You'd think he'd be more encouraging considering the criminal underworld's previous choice of currency was government run and sanctioned.

Elsewhere, the music world is being propelled into the future thanks to the technological enhancements in the latest update to Cubase - as if rock 'n' roll and Will.I.Am's sunglasses weren't enough.

Steinberg, makers of Cubase, have released iC Air, a free system that introduces gesture control through the use of depth cameras which allows full control of the interface. The latest addition to the music making software has led some (all) music news sites to liken it to Minority Report.

But it's not all that Minority Report really, a system that could weed out the bad apples of the music world during the recording process before they committed their atrocities would be much more exciting. We certainly wouldn't be worrying about the associated morals of precognition if it meant we wouldn't have to deal with Chris Brown anymore.

But moving on to gaming tech, it seems that despite the popularity of the PS4 upon its release in the US which saw more than one million units shifted within 24 hours, it's far from immune from glitches - users having already highlighted a fairly serious one.

About 0.4% of PS4 owners have experienced a 'blinking blue light' on their box when they turn it on - sometimes resulting in no video or audio.
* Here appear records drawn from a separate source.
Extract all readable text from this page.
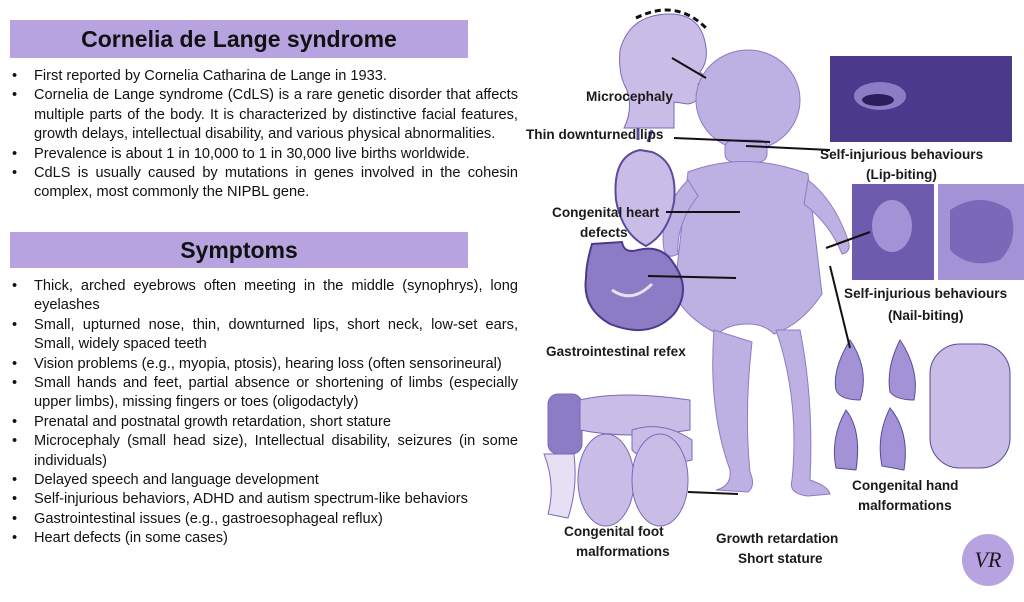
Cornelia de Lange syndrome
• First reported by Cornelia Catharina de Lange in 1933.
• Cornelia de Lange syndrome (CdLS) is a rare genetic disorder that affects multiple parts of the body. It is characterized by distinctive facial features, growth delays, intellectual disability, and various physical abnormalities.
• Prevalence is about 1 in 10,000 to 1 in 30,000 live births worldwide.
• CdLS is usually caused by mutations in genes involved in the cohesin complex, most commonly the NIPBL gene.
Symptoms
• Thick, arched eyebrows often meeting in the middle (synophrys), long eyelashes
• Small, upturned nose, thin, downturned lips, short neck, low-set ears, Small, widely spaced teeth
• Vision problems (e.g., myopia, ptosis), hearing loss (often sensorineural)
• Small hands and feet, partial absence or shortening of limbs (especially upper limbs), missing fingers or toes (oligodactyly)
• Prenatal and postnatal growth retardation, short stature
• Microcephaly (small head size), Intellectual disability, seizures (in some individuals)
• Delayed speech and language development
• Self-injurious behaviors, ADHD and autism spectrum-like behaviors
• Gastrointestinal issues (e.g., gastroesophageal reflux)
• Heart defects (in some cases)
Microcephaly
Thin downturned lips
Self-injurious behaviours
(Lip-biting)
Congenital heart
defects
Self-injurious behaviours
(Nail-biting)
Gastrointestinal refex
Congenital hand
malformations
Congenital foot
malformations
Growth retardation
Short stature	VR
Some users are complaining that they've "bought a $400 paperweight". As a result, Sony has issued a 'troubleshooting guide' which will join the already existing mountain of instructions that no one reads, though in reality they don't really need to produce a guide.
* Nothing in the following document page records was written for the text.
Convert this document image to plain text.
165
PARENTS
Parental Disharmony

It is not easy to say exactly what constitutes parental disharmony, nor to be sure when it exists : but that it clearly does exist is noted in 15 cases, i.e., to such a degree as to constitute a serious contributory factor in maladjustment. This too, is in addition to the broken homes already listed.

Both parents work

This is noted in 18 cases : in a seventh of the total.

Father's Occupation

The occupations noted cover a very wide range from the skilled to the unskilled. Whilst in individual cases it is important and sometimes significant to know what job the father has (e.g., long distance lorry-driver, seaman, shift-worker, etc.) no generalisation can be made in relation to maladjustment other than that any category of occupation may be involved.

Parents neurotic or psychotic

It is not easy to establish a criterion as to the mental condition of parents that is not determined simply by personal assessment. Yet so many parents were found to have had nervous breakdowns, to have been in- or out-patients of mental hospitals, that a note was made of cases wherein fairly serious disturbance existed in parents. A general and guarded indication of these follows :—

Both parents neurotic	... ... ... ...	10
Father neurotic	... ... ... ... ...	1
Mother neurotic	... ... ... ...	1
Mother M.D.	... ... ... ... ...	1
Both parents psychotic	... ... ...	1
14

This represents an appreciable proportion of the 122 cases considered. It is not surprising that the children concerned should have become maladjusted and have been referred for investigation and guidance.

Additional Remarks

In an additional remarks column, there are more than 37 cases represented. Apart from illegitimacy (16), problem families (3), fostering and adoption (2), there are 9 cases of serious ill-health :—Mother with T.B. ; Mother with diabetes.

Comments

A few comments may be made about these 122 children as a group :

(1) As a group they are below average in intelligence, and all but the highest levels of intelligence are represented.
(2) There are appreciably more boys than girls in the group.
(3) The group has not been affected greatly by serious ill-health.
The recommendation is that users facing such issues turn off the console completely by pressing the power button for seven seconds.

It's always lovely to see a major brand effectively tell thousands of their users to try turning it off and on again.

  • Go on, give it a go

Who loves playing games on their iPhone? The answer is, that we all do - but only if it also involves a toilet. So the question as to whether these iPhone joypads will take off will largely be down to where in the house people decide to keep them.

Both Logitech and Moga have released some interesting designs over the last week or so - the former keeping things relatively simple in a SNES kinda way, and Moga choosing to up the capability a little with some joystick action.

While the devices themselves are fairly primitive, it fits the iPhone's back-to-basics-but-still-loads-better-than-snake mobile gaming aesthetic ending up back where the Game Gear started, but much slimmer. Though lets face it, the only reason that failed was because no one could afford the 27 AA batteries required to power it.

This will probably also be the time that handheld console manufacturers really start worrying if these devices help mobile eat more into the handheld market.

But it's not going to be to everyone's taste - personally, I'm waiting for the giant gaming chair with a steering wheel to gain iPhone capacity to really make me excited about gaming on the move.